In 1906, the family built a new home a very short distance away at Magnolia and Myers Street. The broad front porch and dormers of the Queen Anne Victorian faced Magnolia Avenue. Winship traveled to Wisconsin and hand-selected the wood for the interior trim, choosing curly birch for finishing details, cypress for the window frames, and oak and mahogany for the floors. Soon, Winship moved the lumberyard to a lot next door on Myers Street.

The Winships lost two children soon after their move. Son, Harry, died in 1905 and a baby died in 1908. John Winship erected a fine monument at Evergreen Cemetery for the family plot.
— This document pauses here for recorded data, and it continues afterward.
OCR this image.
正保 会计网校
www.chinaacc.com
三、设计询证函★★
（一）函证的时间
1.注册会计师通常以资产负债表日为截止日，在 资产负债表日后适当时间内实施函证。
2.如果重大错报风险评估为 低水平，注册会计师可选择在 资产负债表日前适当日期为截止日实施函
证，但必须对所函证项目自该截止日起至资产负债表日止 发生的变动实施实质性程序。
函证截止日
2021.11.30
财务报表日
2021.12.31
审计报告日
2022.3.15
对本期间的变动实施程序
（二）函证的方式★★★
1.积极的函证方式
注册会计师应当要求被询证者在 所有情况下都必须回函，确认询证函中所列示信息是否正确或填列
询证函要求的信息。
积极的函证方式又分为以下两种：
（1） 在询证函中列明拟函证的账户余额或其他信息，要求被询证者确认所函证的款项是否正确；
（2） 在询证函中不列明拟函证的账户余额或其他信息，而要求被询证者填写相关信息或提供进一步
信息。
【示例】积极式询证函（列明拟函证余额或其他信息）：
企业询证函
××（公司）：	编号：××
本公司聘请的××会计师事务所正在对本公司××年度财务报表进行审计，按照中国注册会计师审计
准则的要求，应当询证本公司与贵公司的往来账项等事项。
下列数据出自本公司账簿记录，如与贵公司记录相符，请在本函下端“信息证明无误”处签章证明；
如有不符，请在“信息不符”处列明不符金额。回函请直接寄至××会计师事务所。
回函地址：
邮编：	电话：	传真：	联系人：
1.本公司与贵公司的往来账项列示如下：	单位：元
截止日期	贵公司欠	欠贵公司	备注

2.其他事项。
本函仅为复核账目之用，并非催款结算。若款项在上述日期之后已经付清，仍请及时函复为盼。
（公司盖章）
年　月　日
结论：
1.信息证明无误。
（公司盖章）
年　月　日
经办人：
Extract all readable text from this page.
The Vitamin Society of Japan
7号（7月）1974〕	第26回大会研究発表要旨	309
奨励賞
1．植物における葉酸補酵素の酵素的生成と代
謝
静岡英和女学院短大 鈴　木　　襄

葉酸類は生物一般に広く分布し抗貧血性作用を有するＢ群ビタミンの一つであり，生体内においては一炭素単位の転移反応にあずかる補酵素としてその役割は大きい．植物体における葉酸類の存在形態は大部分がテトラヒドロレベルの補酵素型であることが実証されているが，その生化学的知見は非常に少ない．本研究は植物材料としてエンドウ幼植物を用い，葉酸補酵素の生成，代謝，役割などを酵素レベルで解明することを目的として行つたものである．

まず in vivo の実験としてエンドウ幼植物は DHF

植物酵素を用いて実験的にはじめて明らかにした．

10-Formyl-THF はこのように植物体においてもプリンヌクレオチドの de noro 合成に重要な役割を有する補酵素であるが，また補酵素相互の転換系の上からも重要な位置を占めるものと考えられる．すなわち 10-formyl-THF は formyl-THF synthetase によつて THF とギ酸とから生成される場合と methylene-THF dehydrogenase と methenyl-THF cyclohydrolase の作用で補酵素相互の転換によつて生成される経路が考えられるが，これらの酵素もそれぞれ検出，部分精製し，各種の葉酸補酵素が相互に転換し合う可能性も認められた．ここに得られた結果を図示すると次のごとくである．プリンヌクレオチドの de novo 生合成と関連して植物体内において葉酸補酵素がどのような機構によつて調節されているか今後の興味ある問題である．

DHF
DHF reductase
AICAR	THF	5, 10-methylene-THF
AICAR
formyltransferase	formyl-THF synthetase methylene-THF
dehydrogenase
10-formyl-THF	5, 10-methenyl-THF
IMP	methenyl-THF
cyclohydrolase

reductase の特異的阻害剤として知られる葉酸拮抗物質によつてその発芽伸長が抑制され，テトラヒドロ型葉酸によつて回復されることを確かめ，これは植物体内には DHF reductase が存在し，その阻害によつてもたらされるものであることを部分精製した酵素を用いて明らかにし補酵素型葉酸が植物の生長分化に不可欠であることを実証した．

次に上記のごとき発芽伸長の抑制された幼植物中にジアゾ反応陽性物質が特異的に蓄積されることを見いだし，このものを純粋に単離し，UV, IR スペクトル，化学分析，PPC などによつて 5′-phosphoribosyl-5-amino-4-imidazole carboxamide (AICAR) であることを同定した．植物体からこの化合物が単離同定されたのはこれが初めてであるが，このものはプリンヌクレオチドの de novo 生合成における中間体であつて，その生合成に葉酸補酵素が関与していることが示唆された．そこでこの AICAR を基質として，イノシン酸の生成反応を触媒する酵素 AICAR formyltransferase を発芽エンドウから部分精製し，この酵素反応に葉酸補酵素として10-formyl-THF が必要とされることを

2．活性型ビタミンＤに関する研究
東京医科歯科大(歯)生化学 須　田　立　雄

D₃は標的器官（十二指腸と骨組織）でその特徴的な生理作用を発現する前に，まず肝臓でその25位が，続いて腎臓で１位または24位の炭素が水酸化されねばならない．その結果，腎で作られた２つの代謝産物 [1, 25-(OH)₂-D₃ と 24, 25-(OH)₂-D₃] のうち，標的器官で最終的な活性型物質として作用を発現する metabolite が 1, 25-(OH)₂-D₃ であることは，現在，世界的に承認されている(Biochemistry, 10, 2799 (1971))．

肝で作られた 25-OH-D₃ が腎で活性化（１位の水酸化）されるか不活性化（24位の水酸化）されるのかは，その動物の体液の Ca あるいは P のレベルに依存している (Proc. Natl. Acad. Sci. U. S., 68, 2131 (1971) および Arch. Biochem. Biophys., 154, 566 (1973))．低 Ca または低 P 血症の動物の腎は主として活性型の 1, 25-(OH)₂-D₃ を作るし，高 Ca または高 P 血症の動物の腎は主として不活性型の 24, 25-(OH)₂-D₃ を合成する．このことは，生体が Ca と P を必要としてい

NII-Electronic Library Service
Winship copied an inscription author Mark Twain had adapted for use on the grave of his daughter, Susan Clemens, when she died at age 24 in 1896. The poem was derived from a verse originally by poet Robert Richardson:

Warm summer sun, shine kindly here,
Warm southern wind, blow softly here,
Green sod above, lie light, lie light—
Good night, dear heart, good night, good night.

In 1910, John’s son, Frank, joined him at the lumberyard and eventually took over. In 1917, John was elected to the city council in Riverside. He served eight years representing Arlington.

Later owners rotated the house to face Myers Street, removing the porches and replacing the foundation. For several years they operated a family restaurant called “The Evergreens,” on the main floor.